This past Friday wasn’t just any Friday — at least in New York City’s 1,700-odd public schools. It was “Vegan Friday,” the day of the week the city has set aside for its experiment to get school-age kids hooked on a plant-based diet.
So how did Day One go? It depends on whom you ask. New York’s new mayor, Eric Adams, declared the program an unqualified success, tweeting, “The kids … are loving the very first #VeganFriday lunch menu”:
The reviews are in! The kids at PS 130 are loving the very first #VeganFriday lunch menu.
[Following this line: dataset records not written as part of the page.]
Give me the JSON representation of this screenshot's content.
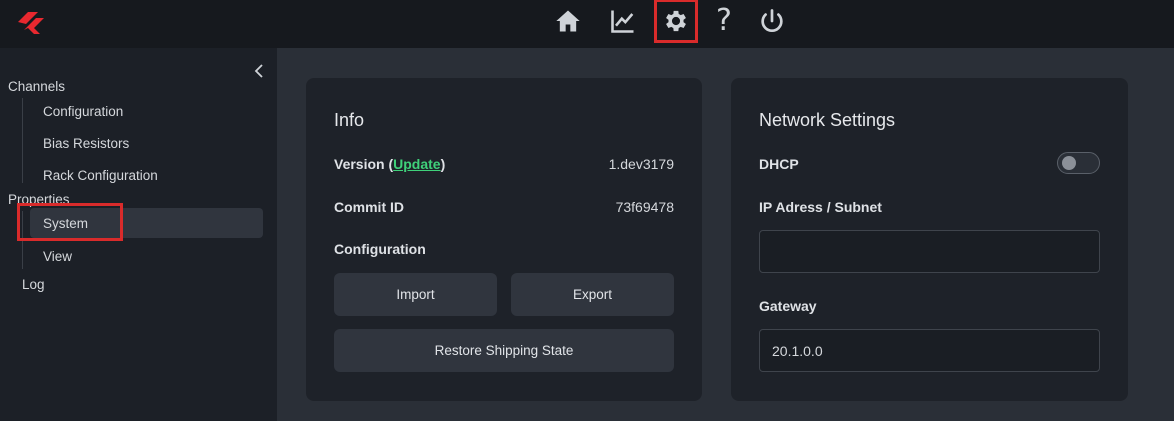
{
  "topbar": {
    "nav": [
      {
        "icon": "home-icon"
      },
      {
        "icon": "chart-icon"
      },
      {
        "icon": "gear-icon",
        "active": true
      },
      {
        "icon": "help-icon",
        "label": "?"
      },
      {
        "icon": "power-icon"
      }
    ],
    "brand_color": "#e8282f"
  },
  "sidebar": {
    "groups": [
      {
        "label": "Channels",
        "items": [
          "Configuration",
          "Bias Resistors",
          "Rack Configuration"
        ]
      },
      {
        "label": "Properties",
        "items": [
          "System",
          "View"
        ]
      }
    ],
    "selected": "System",
    "log_label": "Log"
  },
  "info": {
    "title": "Info",
    "version_label_pre": "Version (",
    "version_link": "Update",
    "version_label_post": ")",
    "version_value": "1.dev3179",
    "commit_label": "Commit ID",
    "commit_value": "73f69478",
    "configuration_label": "Configuration",
    "import_button": "Import",
    "export_button": "Export",
    "restore_button": "Restore Shipping State"
  },
  "network": {
    "title": "Network Settings",
    "dhcp_label": "DHCP",
    "dhcp_enabled": false,
    "ip_label": "IP Adress / Subnet",
    "ip_value": "",
    "gateway_label": "Gateway",
    "gateway_value": "20.1.0.0"
  },
  "colors": {
    "link": "#3fd17a",
    "highlight": "#d92b2b"
  }
}
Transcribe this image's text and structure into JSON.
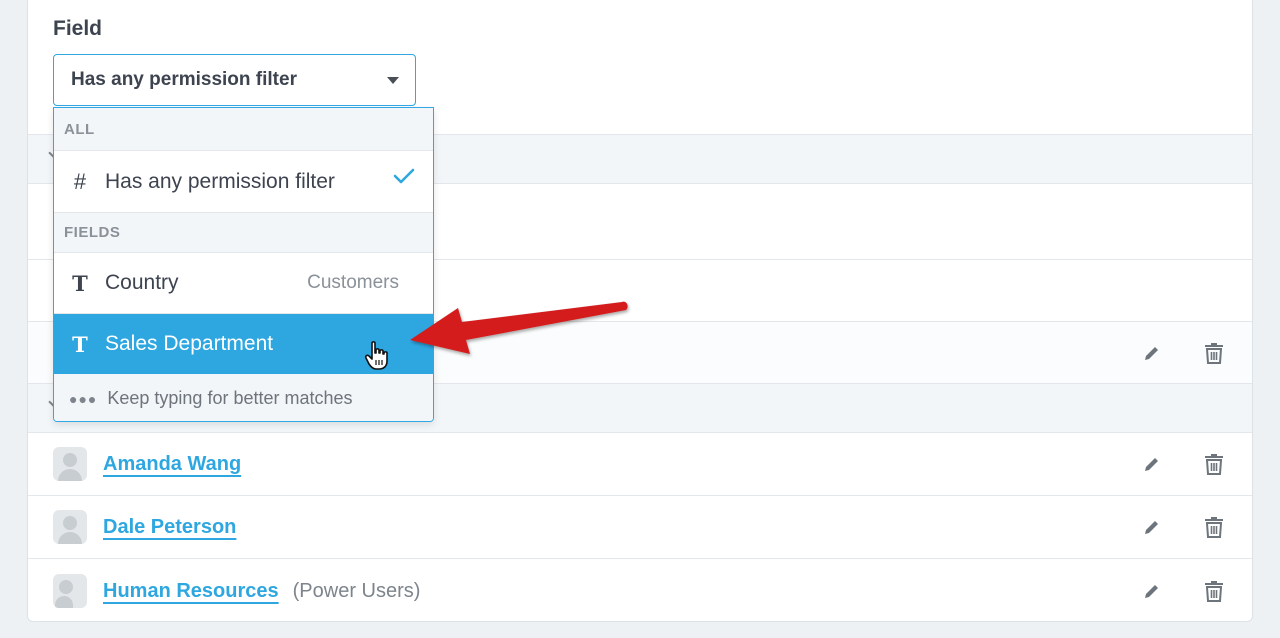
{
  "field": {
    "label": "Field",
    "selected_value": "Has any permission filter"
  },
  "dropdown": {
    "section_all": "ALL",
    "all_item": {
      "label": "Has any permission filter",
      "icon": "hash-icon",
      "checked": true
    },
    "section_fields": "FIELDS",
    "items": [
      {
        "label": "Country",
        "meta": "Customers",
        "icon": "text-type-icon",
        "selected": false
      },
      {
        "label": "Sales Department",
        "meta": "",
        "icon": "text-type-icon",
        "selected": true
      }
    ],
    "hint": "Keep typing for better matches"
  },
  "members": [
    {
      "name": "Amanda Wang",
      "note": ""
    },
    {
      "name": "Dale Peterson",
      "note": ""
    },
    {
      "name": "Human Resources",
      "note": "(Power Users)"
    }
  ],
  "colors": {
    "accent": "#2ea7e0",
    "annotation_arrow": "#d41e1e"
  }
}
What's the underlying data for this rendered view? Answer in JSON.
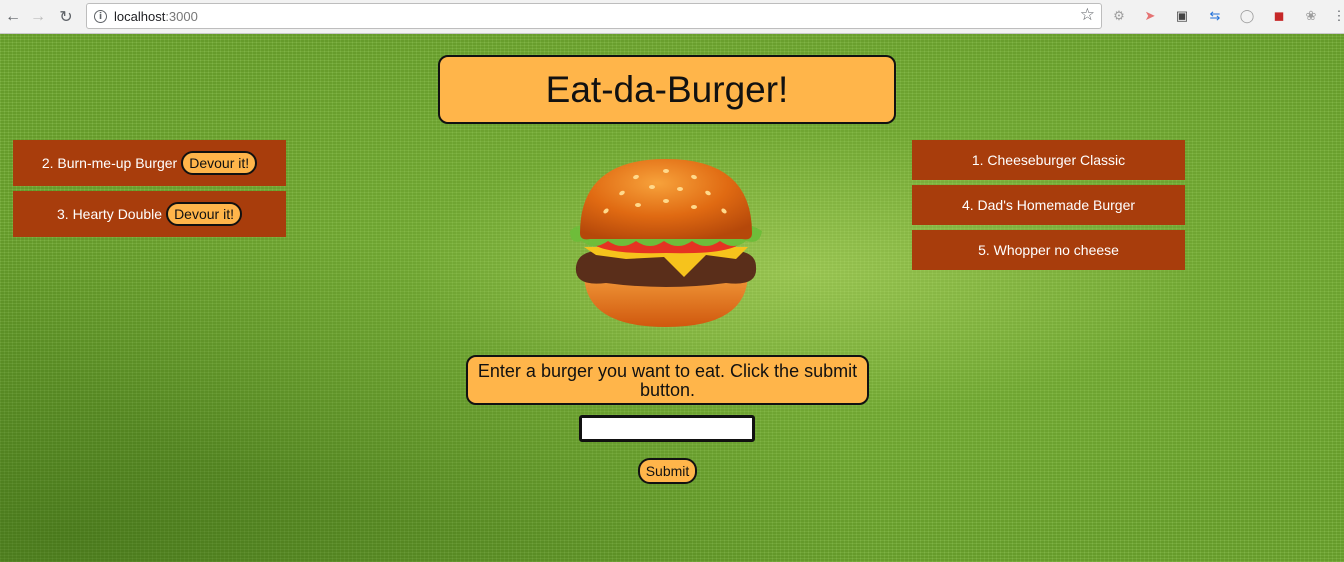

When our kids are healthy, they’re happy and they’re hungry to learn. pic.twitter.com/Xw8RiIiFNe
— Mayor Eric Adams (@NYCMayor) February 4, 2022
How could they think otherwise when they caught the first glimpse of the tasty meal pictured at the top of the page? The idea — a lunch of black beans, what appears to be spinach, and a tortilla — is on track, but the execution leaves much to be desired.
The other option, a pre-packaged black bean and cheese burrito, looked promising enough. But as one especially alert youngster revealed to reporters with WABC, the meal was not vegan:
It said cheese on it, so I was thinking vegan cheese, right? So I was looking at the ingredients on the back — wheat, soy, and milk. Not soy milk, but soy comma milk, which makes me think there was lactose in it, therefore it is not vegan because it’s milk.
If there’s a message here for city leaders, maybe it’s the same one delivered to former First Lady Michelle Obama, when one Kansas child described her attempt at a nutritious school lunch as tasting “like vomit.” That message is that too many cooks spoil a school lunch.